One Shot Learning and Other Strategies for Reducing Training Data

Author: William Vorhies

Summary: Not enough labeled training data is a huge barrier to getting at the equally large benefits that could be had from deep learning applications. Here are five strategies for getting around the data problem including the latest in One Shot Learning.

For at least the last two years we’ve been in an interesting period in which data, specifically training data is more important than algorithms. In the area of deep learning for problems involving image classification, the cost and effort to obtain enough labeled training data has held back progress for companies without the deep pockets to build their own.

A 2016 study by Goodfellow, Bengio and Courville concluded you could get ‘acceptable’ performance with about 5,000 labeled examples per category BUT it would take 10 Million labeled examples per category to “match or exceed human performance”.

Any time there is a pain point like this, the market (meaning us data scientists) responds by trying to solve the problem and remove the road block. Here’s a brief review of the techniques we’ve introduced to help alleviate this, concluding with ‘One Shot Learning’, what that really means and whether it actually works.

Active Learning

Active learning is a data strategy more than a specific technique. The goal is to determine the best tradeoff between accuracy and the amount of labeled data you’ll need. Properly executed you can see the increases in accuracy begin to flatten as the amount of training data increases and it becomes an optimization problem to pick the right point to stop adding new data and control cost.
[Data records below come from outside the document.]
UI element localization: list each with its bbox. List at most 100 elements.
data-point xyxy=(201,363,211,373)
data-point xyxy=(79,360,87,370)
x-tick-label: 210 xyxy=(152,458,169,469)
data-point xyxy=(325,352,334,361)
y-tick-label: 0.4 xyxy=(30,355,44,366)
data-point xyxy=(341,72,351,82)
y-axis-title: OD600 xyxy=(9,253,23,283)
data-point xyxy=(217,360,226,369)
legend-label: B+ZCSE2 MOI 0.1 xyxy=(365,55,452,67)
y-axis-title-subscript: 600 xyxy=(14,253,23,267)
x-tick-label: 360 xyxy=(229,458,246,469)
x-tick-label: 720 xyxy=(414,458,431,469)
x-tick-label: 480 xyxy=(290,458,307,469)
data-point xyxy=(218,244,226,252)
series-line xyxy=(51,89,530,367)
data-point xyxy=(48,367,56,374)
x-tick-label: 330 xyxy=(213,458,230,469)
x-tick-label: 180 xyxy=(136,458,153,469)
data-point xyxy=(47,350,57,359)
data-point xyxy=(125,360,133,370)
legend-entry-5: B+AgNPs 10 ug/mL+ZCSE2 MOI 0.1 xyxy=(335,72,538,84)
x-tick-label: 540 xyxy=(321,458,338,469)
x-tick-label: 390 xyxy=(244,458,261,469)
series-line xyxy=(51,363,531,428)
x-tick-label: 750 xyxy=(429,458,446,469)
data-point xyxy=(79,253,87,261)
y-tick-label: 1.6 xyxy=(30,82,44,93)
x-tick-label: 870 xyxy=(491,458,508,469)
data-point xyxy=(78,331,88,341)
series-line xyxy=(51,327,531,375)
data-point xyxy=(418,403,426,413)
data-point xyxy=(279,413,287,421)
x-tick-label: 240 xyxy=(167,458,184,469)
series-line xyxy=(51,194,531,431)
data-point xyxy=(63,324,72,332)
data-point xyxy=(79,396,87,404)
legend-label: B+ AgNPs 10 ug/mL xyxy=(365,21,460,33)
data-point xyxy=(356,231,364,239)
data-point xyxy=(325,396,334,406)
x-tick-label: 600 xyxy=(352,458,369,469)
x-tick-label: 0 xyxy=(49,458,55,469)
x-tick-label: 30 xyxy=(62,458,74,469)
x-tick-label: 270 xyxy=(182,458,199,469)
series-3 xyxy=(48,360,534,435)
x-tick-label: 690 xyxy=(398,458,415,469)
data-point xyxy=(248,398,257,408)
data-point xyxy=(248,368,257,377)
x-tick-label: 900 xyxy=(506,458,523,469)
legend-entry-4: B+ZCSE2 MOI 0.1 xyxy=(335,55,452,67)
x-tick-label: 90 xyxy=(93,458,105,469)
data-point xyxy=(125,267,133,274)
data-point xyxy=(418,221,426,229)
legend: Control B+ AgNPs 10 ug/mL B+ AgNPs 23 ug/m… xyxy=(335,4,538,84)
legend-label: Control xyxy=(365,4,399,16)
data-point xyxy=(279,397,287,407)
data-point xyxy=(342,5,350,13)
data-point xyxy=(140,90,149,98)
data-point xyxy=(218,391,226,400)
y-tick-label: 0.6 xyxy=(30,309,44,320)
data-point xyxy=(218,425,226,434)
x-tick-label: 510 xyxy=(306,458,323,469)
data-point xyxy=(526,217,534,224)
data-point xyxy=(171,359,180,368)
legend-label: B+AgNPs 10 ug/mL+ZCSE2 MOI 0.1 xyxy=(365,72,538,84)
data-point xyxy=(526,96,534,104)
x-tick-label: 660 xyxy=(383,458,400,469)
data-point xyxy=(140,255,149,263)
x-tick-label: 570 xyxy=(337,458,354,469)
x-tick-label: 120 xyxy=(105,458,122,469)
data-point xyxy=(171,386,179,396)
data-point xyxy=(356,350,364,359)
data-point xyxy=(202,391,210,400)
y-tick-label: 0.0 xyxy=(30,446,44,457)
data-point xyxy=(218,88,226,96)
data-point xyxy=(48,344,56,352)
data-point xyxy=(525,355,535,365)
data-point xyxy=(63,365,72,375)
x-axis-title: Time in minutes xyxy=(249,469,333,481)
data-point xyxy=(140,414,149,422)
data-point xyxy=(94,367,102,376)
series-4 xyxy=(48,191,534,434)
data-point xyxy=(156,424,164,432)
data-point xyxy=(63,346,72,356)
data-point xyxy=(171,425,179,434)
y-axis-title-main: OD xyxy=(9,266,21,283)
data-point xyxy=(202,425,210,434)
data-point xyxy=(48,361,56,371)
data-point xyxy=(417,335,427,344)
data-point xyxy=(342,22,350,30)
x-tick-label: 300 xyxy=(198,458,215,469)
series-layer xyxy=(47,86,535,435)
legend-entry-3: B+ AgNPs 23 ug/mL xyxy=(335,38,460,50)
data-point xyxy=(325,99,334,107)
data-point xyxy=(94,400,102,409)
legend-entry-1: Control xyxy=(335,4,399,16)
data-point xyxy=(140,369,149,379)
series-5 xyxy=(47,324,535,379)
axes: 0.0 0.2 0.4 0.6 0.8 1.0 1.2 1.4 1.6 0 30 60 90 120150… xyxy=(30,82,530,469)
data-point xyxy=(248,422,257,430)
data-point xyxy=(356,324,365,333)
You can always employee your own manpower to manually label additional training images. Or you might try a company like Figure 8 that has built an entire service industry around their platform for automated label generation with human-in-the-loop correction. Figure 8 is a leading proponent of Active Learning and there’s a great explanatory video here.

New data can be labeled in one of two ways:

Using human labor.
Using a separate CNN to attempt to predict the label for an image automatically.

This second idea of using a separate CNN to label unseen data is appealing because it partially eliminates the direct human labor, but adds complexity and development cost.

The folks at the Stanford Dawn project for democratizing deep learning are working on several aspects of this including their open source application Snorkel, for automated data labeling.

Whether you use humans or machines, there will need to be a process for humans to check the work so that the new data doesn’t introduce errors into your models. All things considered, if you’re building a de novo CNN at scale, you should incorporate Active Learning in your data acquisition strategy.

Transfer Learning

The central concept is to use a more complex and already successful pre-trained CNN model to ‘transfer’ its learning to your more simplified problem. The earlier or shallower convolutional layers of the already successful CNN have learned the features. In short, in TL we retain the successful front end layers and disconnect the backend classifier replacing it with the classifier for your new problem.

Then we retrain the new hybrid TL with your problem data which can be remarkably successful with far less data. Sometimes as few as 100 items per class but 1,000 is a more reasonable estimate.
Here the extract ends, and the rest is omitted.